There are many things the breeder could be exposing the puppies to which will help build a foundation from which their socialisation can be built on.
What to expect when choosing a puppy from a private breeder
For instance, if I was spending thousands on a puppy I would expect the pup:
- to be toileting on paper or pads (or even a disinfected outside area),
- to be able to sit on command,
- to be comfortable wearing a collar,
- to be exposed to different sound effect cds,
- to have experienced many differing types of flooring (tiles, carpets, lino, wood, laminate etc),
- to be comfortable with all house hold implement (hoovers, washing machines etc)
- (most importantly) to have been regularly (a few times a day ideally) carried outside and positively or neutrally exposed to people/dogs/traffic/animals/general noises/areas/circumstances etc
(see my socialisation page for details!).
The puppies shouldn’t have had to compete for food (all fed from one bowl), if there are five pups there should be at least six bowls!
Their interaction with each other should be based in exploring and learning as opposed to only play fighting with each other. Play fighting is important but needs to part of a balanced array of interactions. There certainly shouldn’t be any signs of fearful reactions at this age.
Taking a puppy home at eight to ten weeks should mean you continue the important socialisation work the good breeder has already begun.
I would also expect to be able to meet and spend some time with the mother of the pups, preferably the father too if possible, and would want to find the mother a calm, friendly, socially skilled dog that walks well on lead.

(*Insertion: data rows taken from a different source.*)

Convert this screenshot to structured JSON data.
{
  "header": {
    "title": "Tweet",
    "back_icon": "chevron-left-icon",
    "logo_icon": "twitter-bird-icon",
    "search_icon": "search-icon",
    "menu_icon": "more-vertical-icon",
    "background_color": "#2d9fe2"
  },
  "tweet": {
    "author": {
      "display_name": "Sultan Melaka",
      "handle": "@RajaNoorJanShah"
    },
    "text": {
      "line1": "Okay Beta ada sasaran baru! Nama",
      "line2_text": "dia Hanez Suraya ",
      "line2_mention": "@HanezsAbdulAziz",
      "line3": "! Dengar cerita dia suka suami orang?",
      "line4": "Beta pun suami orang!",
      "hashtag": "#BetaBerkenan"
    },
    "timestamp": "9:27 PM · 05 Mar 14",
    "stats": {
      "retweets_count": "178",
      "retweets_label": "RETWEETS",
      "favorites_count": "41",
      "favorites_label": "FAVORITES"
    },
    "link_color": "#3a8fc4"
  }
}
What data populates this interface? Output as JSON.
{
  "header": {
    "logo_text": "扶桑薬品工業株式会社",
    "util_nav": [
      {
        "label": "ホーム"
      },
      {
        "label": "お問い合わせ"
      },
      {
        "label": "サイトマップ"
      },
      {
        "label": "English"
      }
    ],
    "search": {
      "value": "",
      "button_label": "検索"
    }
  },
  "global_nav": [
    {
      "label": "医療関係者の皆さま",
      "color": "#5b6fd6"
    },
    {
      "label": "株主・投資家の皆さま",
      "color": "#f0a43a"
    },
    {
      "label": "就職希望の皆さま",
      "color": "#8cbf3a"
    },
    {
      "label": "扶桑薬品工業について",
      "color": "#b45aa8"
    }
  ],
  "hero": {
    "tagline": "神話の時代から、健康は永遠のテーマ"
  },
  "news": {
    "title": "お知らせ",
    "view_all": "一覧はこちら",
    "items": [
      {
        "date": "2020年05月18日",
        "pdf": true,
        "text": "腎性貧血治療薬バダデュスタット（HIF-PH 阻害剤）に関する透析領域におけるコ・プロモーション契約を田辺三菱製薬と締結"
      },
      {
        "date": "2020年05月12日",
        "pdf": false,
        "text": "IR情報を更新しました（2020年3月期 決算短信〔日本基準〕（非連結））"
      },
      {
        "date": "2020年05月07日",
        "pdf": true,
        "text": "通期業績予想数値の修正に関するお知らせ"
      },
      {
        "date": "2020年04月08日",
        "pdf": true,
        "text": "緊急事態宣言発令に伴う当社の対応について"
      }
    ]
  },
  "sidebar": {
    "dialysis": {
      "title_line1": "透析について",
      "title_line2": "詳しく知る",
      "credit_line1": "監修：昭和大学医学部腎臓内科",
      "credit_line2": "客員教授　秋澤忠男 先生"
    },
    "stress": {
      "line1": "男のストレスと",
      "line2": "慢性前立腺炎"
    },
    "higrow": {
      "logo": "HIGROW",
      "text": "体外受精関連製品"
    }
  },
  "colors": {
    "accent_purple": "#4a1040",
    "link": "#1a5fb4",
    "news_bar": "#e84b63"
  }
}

It is always sensible to look into breeds and what their individual requirements and expected behavioural traits typically are, just don’t expect this to be a guarantee. Fundamentally you are bringing a dog into your house first and the breed is a secondary consideration.
Essentially, every dog regardless of breed, will require at least an hours structured exercise every day as a minimum, they will need to be trained to a basic level as a minimum and will need to be socially acceptable in all scenarios.
Something important to consider though is the expected exercise level the breed will require, for instance in pedigree dogs, a working breed line is likely to require double the exercise its show breed line equivalent would need.
Dogs from working stock have seemingly boundless energy so expecting a Weinarama, Springer Spaniel or Collie to be content with a short walk every day with probably result in behavioural disaster and huge stress for everybody involved, especially the dog!
When choosing a breed your research should reveal the behavioural traits that particular dog is likely show. For instance, if a guarding breed is left to develop unguided then it is very likely they will begin to show guarding behaviours; growling, barking, snarling, lunging, being possessive, nipping and potentially eventually biting.
You then need to consider if you have the skills and knowledge to ensure these traits don’t impact negatively on everybody’s life, or ideally, aren’t encouraged and developed at all. If you don’t have such skills and knowledge researching and finding a trainer or behaviourist who will help and guide you should be done before you purchase a pup.
Any dog is capable of producing any type of behaviour but by researching the breed this will give you a strong idea of what to expect and look out for.
As a parental figure your primary goal is for your pup to grow into a dog who is calm, friendly and sociable with good manners. If raised correctly a herding dog will have no need to chase, a guarding breed will have no need to be defensive and an alert dog will have no need to bark!
The most essential factor when raising any puppy of any background or breed is socialisation.